Ao chegar àquela escola, apercebi-me que destoava das outras. Era grande, bem mobilada, confortável até, com as suas salas de aula com aquecimento, laboratórios, oficinas, ginásios, bibliotecas, antiteatros e cantinas verdadeiramente modelares no panorama português. Fora, durante quase duas décadas, um laboratório de metodologia e pedagogia inovadoras e o seu criador, Manuel Calvet de Magalhães, implantara no meio de um bairro popular e operário uma nesga da Suécia. Ali fizera milagres, formando e incutindo nos miúdos de 10 e 11 anos o amor pelas artes, pelo teatro e pelo cinema. A escola possuía uma sala de cinema e tinha um vasto catálogo de filmes formativos e documentários sobre o mundo animal, o meio ambiente, física e química, matemáticas, ciências sociais e história. Uma vez por semana, os alunos eram encaminhados pelos professores para essa sala e assistiam a dois ou três documentários, posto que pedia-se-lhes fizessem redacções sobre aquilo a que haviam assistido. Era uma das preocupações de Calvet de Magalhães: dar voz às crianças, obrigá-las a tomar posição crítica em relação ao mundo, despertar-lhes a curiosidade intelectual. Depois, era também uma escola que tinha aulas de xadrez, música, modelagem e até trabalhos oficinais que facultavam os rudimentos práticos de tudo quanto um homem deve saber fazer: consertar uma tomada, reparar um rádio, coser um botão, encadernar um livro. À entrada da escola, esculpida na pedra eterna, uma citação de Salazar: "a violência é o argumento do incompetente".

Calvet de Magalhães era salazarista, pois claro, mas um desses salazaristas muito próximos de uma certa social-democracia, como lembrou Renzo De Felice. Acreditava na desigualdade pelo mérito, no aprimoramento pelo trabalho, pela inteligência e pelo estudo, conciliava a ordem com o progresso e estava absolutamente convencido que os indivíduos devem ser guiados à luz. Foi o maior erro do pedagogo, pois os comunistas, então em frenesim de destruição de tudo quanto se lhes pudesse opor resistência, buscavam inimigos inteligentes e não idiotas ultra-conservadores. Calvet não era um desses cinzentões insignificantes que faziam as delícias do imaginário das caricaturas de Abel Manta. Era culto, dono de vontade indomável, um mouro de trabalho, dotado de grande capacidade de realização e liderança. Era, em suma, o pior inimigo do totalitarismo comunista. Pior ainda, era de um patriotismo exaltante e por toda a escola se cruzavam alusões ao passado (aos cientistas e escritores) e se afirmava um optimismo contagiante em relação ao futuro.

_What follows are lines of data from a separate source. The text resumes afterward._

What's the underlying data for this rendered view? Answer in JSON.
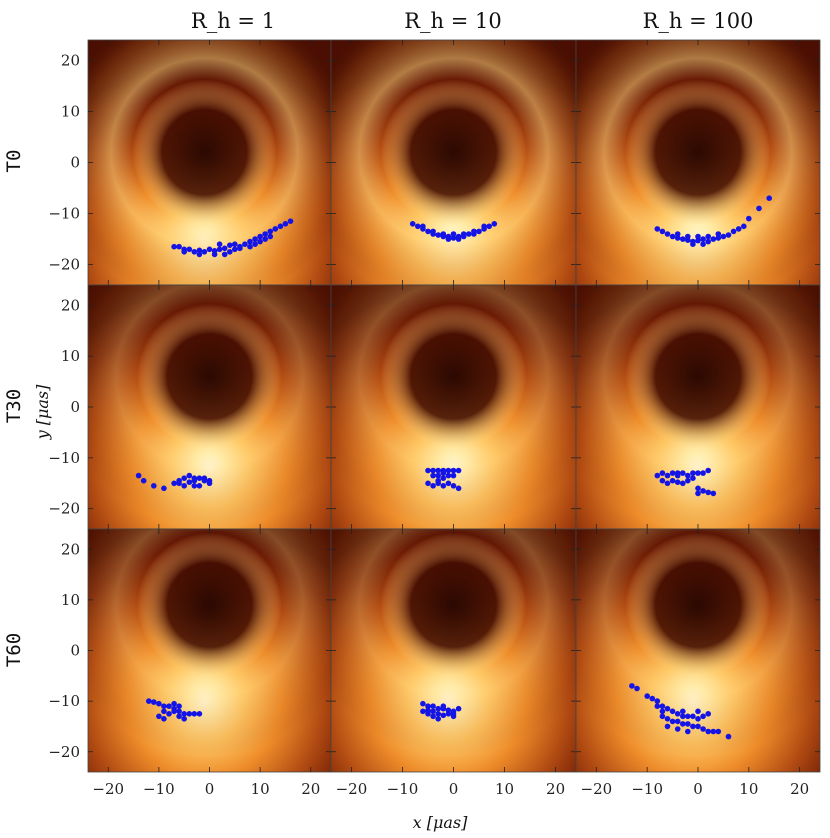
{
  "chart_data": {
    "type": "scatter",
    "title": "",
    "xlabel": "x [μas]",
    "ylabel": "y [μas]",
    "xlim": [
      -24,
      24
    ],
    "ylim": [
      -24,
      24
    ],
    "xticks": [
      -20,
      -10,
      0,
      10,
      20
    ],
    "yticks": [
      -20,
      -10,
      0,
      10,
      20
    ],
    "grid": false,
    "marker_color": "#1414e6",
    "column_titles": [
      "R_h = 1",
      "R_h = 10",
      "R_h = 100"
    ],
    "row_titles": [
      "T0",
      "T30",
      "T60"
    ],
    "panels": [
      {
        "row": 0,
        "col": 0,
        "ring_center": [
          -1,
          2
        ],
        "bright_center": [
          -1,
          -16
        ],
        "points": [
          [
            -7,
            -16.5
          ],
          [
            -6,
            -16.5
          ],
          [
            -5,
            -17
          ],
          [
            -4,
            -17
          ],
          [
            -3,
            -17.5
          ],
          [
            -2,
            -17.2
          ],
          [
            -1,
            -17.5
          ],
          [
            0,
            -17
          ],
          [
            1,
            -17.3
          ],
          [
            2,
            -17
          ],
          [
            3,
            -16.8
          ],
          [
            4,
            -17.5
          ],
          [
            5,
            -17
          ],
          [
            6,
            -16.5
          ],
          [
            7,
            -16
          ],
          [
            8,
            -15.5
          ],
          [
            9,
            -15
          ],
          [
            10,
            -14.5
          ],
          [
            11,
            -14
          ],
          [
            12,
            -13.5
          ],
          [
            13,
            -13
          ],
          [
            14,
            -12.5
          ],
          [
            15,
            -12
          ],
          [
            16,
            -11.5
          ],
          [
            2,
            -16
          ],
          [
            4,
            -16.2
          ],
          [
            6,
            -16.8
          ],
          [
            8,
            -16.5
          ],
          [
            10,
            -15.5
          ],
          [
            12,
            -14.5
          ],
          [
            -5,
            -17.5
          ],
          [
            1,
            -18
          ],
          [
            3,
            -18
          ],
          [
            -2,
            -18
          ],
          [
            5,
            -16
          ],
          [
            9,
            -16
          ],
          [
            11,
            -15
          ]
        ]
      },
      {
        "row": 0,
        "col": 1,
        "ring_center": [
          0,
          2
        ],
        "bright_center": [
          0,
          -15
        ],
        "points": [
          [
            -8,
            -12
          ],
          [
            -7,
            -12.5
          ],
          [
            -6,
            -13
          ],
          [
            -5,
            -13.5
          ],
          [
            -4,
            -14
          ],
          [
            -3,
            -14.2
          ],
          [
            -2,
            -14.5
          ],
          [
            -1,
            -14.5
          ],
          [
            0,
            -14.8
          ],
          [
            1,
            -14.5
          ],
          [
            2,
            -14.5
          ],
          [
            3,
            -14
          ],
          [
            4,
            -14
          ],
          [
            5,
            -13.5
          ],
          [
            6,
            -13
          ],
          [
            7,
            -12.5
          ],
          [
            8,
            -12
          ],
          [
            -4,
            -13.5
          ],
          [
            -2,
            -14
          ],
          [
            0,
            -14
          ],
          [
            2,
            -14
          ],
          [
            4,
            -13.5
          ],
          [
            -6,
            -12.5
          ],
          [
            6,
            -12.5
          ],
          [
            1,
            -15
          ],
          [
            -1,
            -15
          ]
        ]
      },
      {
        "row": 0,
        "col": 2,
        "ring_center": [
          0,
          2
        ],
        "bright_center": [
          0,
          -15
        ],
        "points": [
          [
            -8,
            -13
          ],
          [
            -7,
            -13.5
          ],
          [
            -6,
            -14
          ],
          [
            -5,
            -14.5
          ],
          [
            -4,
            -14.8
          ],
          [
            -3,
            -15
          ],
          [
            -2,
            -15.2
          ],
          [
            -1,
            -15.5
          ],
          [
            0,
            -15.3
          ],
          [
            1,
            -15
          ],
          [
            2,
            -15.5
          ],
          [
            3,
            -15
          ],
          [
            4,
            -14.8
          ],
          [
            5,
            -14.5
          ],
          [
            6,
            -14.2
          ],
          [
            7,
            -13.5
          ],
          [
            8,
            -13
          ],
          [
            9,
            -12.5
          ],
          [
            10,
            -11
          ],
          [
            12,
            -9
          ],
          [
            14,
            -7
          ],
          [
            -4,
            -14
          ],
          [
            -2,
            -14.5
          ],
          [
            0,
            -14.5
          ],
          [
            2,
            -14.5
          ],
          [
            4,
            -14
          ],
          [
            -1,
            -16
          ],
          [
            1,
            -16
          ]
        ]
      },
      {
        "row": 1,
        "col": 0,
        "ring_center": [
          0,
          6
        ],
        "bright_center": [
          0,
          -12
        ],
        "points": [
          [
            -14,
            -13.5
          ],
          [
            -13,
            -14.5
          ],
          [
            -11,
            -15.5
          ],
          [
            -9,
            -16
          ],
          [
            -7,
            -15
          ],
          [
            -6,
            -14.5
          ],
          [
            -5,
            -14
          ],
          [
            -4,
            -14.8
          ],
          [
            -3,
            -14.5
          ],
          [
            -2,
            -14
          ],
          [
            -1,
            -14.5
          ],
          [
            0,
            -15
          ],
          [
            -5,
            -15.5
          ],
          [
            -3,
            -15.5
          ],
          [
            -4,
            -13.5
          ],
          [
            -2,
            -15.5
          ],
          [
            -6,
            -15
          ],
          [
            -1,
            -14
          ],
          [
            0,
            -14.5
          ],
          [
            -3,
            -14
          ]
        ]
      },
      {
        "row": 1,
        "col": 1,
        "ring_center": [
          0,
          6
        ],
        "bright_center": [
          0,
          -12
        ],
        "points": [
          [
            -5,
            -12.5
          ],
          [
            -4,
            -12.5
          ],
          [
            -3,
            -12.5
          ],
          [
            -2,
            -12.5
          ],
          [
            -1,
            -12.5
          ],
          [
            0,
            -12.5
          ],
          [
            1,
            -12.5
          ],
          [
            -4,
            -13.5
          ],
          [
            -3,
            -13.5
          ],
          [
            -2,
            -14
          ],
          [
            -1,
            -13.5
          ],
          [
            0,
            -13.5
          ],
          [
            -5,
            -15
          ],
          [
            -4,
            -15.5
          ],
          [
            -3,
            -15
          ],
          [
            -2,
            -15.5
          ],
          [
            -1,
            -15
          ],
          [
            0,
            -15.5
          ],
          [
            1,
            -16
          ],
          [
            -3,
            -14.5
          ],
          [
            -2,
            -13
          ]
        ]
      },
      {
        "row": 1,
        "col": 2,
        "ring_center": [
          0,
          6
        ],
        "bright_center": [
          0,
          -12
        ],
        "points": [
          [
            -8,
            -13.5
          ],
          [
            -7,
            -13
          ],
          [
            -6,
            -13.5
          ],
          [
            -5,
            -13
          ],
          [
            -4,
            -13.5
          ],
          [
            -3,
            -13
          ],
          [
            -2,
            -13.5
          ],
          [
            -1,
            -13
          ],
          [
            0,
            -13
          ],
          [
            1,
            -13
          ],
          [
            2,
            -12.5
          ],
          [
            -7,
            -14.5
          ],
          [
            -6,
            -15
          ],
          [
            -5,
            -14.5
          ],
          [
            -4,
            -14.8
          ],
          [
            -3,
            -15
          ],
          [
            -2,
            -14.5
          ],
          [
            -1,
            -14
          ],
          [
            0,
            -16
          ],
          [
            1,
            -16.5
          ],
          [
            2,
            -16.8
          ],
          [
            3,
            -17
          ],
          [
            0,
            -17
          ],
          [
            -4,
            -13
          ]
        ]
      },
      {
        "row": 2,
        "col": 0,
        "ring_center": [
          0,
          9
        ],
        "bright_center": [
          -1,
          -10
        ],
        "points": [
          [
            -12,
            -10
          ],
          [
            -11,
            -10.2
          ],
          [
            -10,
            -10.5
          ],
          [
            -9,
            -11
          ],
          [
            -8,
            -11
          ],
          [
            -7,
            -11.5
          ],
          [
            -6,
            -12
          ],
          [
            -5,
            -12.5
          ],
          [
            -4,
            -12.5
          ],
          [
            -3,
            -12.5
          ],
          [
            -2,
            -12.5
          ],
          [
            -9,
            -12
          ],
          [
            -8,
            -12.5
          ],
          [
            -7,
            -12
          ],
          [
            -6,
            -13
          ],
          [
            -5,
            -13.5
          ],
          [
            -10,
            -13
          ],
          [
            -9,
            -13.5
          ],
          [
            -7,
            -10.5
          ],
          [
            -6,
            -11
          ]
        ]
      },
      {
        "row": 2,
        "col": 1,
        "ring_center": [
          0,
          9
        ],
        "bright_center": [
          -1,
          -10
        ],
        "points": [
          [
            -6,
            -10.5
          ],
          [
            -5,
            -11
          ],
          [
            -4,
            -11
          ],
          [
            -3,
            -11.5
          ],
          [
            -2,
            -11.5
          ],
          [
            -1,
            -11.8
          ],
          [
            0,
            -12
          ],
          [
            1,
            -11.5
          ],
          [
            -6,
            -12
          ],
          [
            -5,
            -12.5
          ],
          [
            -4,
            -12
          ],
          [
            -3,
            -12.5
          ],
          [
            -2,
            -12.8
          ],
          [
            -1,
            -12.5
          ],
          [
            0,
            -13
          ],
          [
            -4,
            -13
          ],
          [
            -3,
            -13.5
          ],
          [
            -5,
            -11.8
          ],
          [
            -2,
            -11
          ],
          [
            0,
            -12.5
          ]
        ]
      },
      {
        "row": 2,
        "col": 2,
        "ring_center": [
          0,
          9
        ],
        "bright_center": [
          -1,
          -10
        ],
        "points": [
          [
            -13,
            -7
          ],
          [
            -12,
            -7.5
          ],
          [
            -10,
            -9
          ],
          [
            -9,
            -9.5
          ],
          [
            -8,
            -10
          ],
          [
            -7,
            -11
          ],
          [
            -6,
            -11.5
          ],
          [
            -5,
            -12
          ],
          [
            -4,
            -12.5
          ],
          [
            -3,
            -13
          ],
          [
            -2,
            -13
          ],
          [
            -1,
            -13
          ],
          [
            0,
            -13.5
          ],
          [
            1,
            -13
          ],
          [
            2,
            -12.5
          ],
          [
            -7,
            -13
          ],
          [
            -6,
            -13.5
          ],
          [
            -5,
            -14
          ],
          [
            -4,
            -14
          ],
          [
            -3,
            -14.5
          ],
          [
            -2,
            -14.5
          ],
          [
            -1,
            -15
          ],
          [
            0,
            -15
          ],
          [
            1,
            -15.5
          ],
          [
            2,
            -16
          ],
          [
            3,
            -16
          ],
          [
            -6,
            -15
          ],
          [
            -4,
            -15.5
          ],
          [
            -2,
            -16
          ],
          [
            4,
            -16
          ],
          [
            6,
            -17
          ],
          [
            -8,
            -11
          ],
          [
            -7,
            -12
          ],
          [
            -3,
            -12
          ],
          [
            0,
            -12
          ]
        ]
      }
    ]
  }
}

Em 1974, uma turbamulta de miseráveis - alguns dos quais haviam sido alimentados à mão pelo pedagogo - instaurou a revolução na Francisco Arruda. Os abaixo-assinados, as reuniões de crítica, a denúncia de colegas, a limpeza das bibliotecas de tudo quanto lembrasse "literatura reaccionária", as pressões, os jornais de parede precederam o terror. Dizia-se que Calvet era da União Nacional, que fora "denunciante da PIDE", que era monárquico, "anti-comunista primário". É claro que o homem nunca fizera política, não tinha lóbi nem funcionava em rede. Era, apenas, um grande profissional da educação e tudo isso deixara de ter valor no Portugal que resvalava para a tirania da rua e do mais desavergonhado trepadorismo, pois nos processos revolucionários surgem sempre os mais impulsivos tarados em busca de sucesso que nunca alcançariam em períodos de normalidade. Havia que matar o inimigo e a partir de Maio de 74, a célula PC iniciou a diabolização do desgraçado. Impediram-no de entrar no seu gabinete da direcção, devassaram-lhe os documentos, cortaram-lhe o telefone, impediram-no de percorrer os corredores da escola que criara, enviaram-lhe centos de cartas anónimas com as mais soezes insinuações e ameaças.Isolado, sob pressão do terror psicológico e da violência física, o mundo de Calvet desagregou-se. Fechou-se na casa de banho, deitou-se na banheira e matou-se. É este o mais acabado testemunho da mentira dessa tal "revolução sem derramemento de sangue".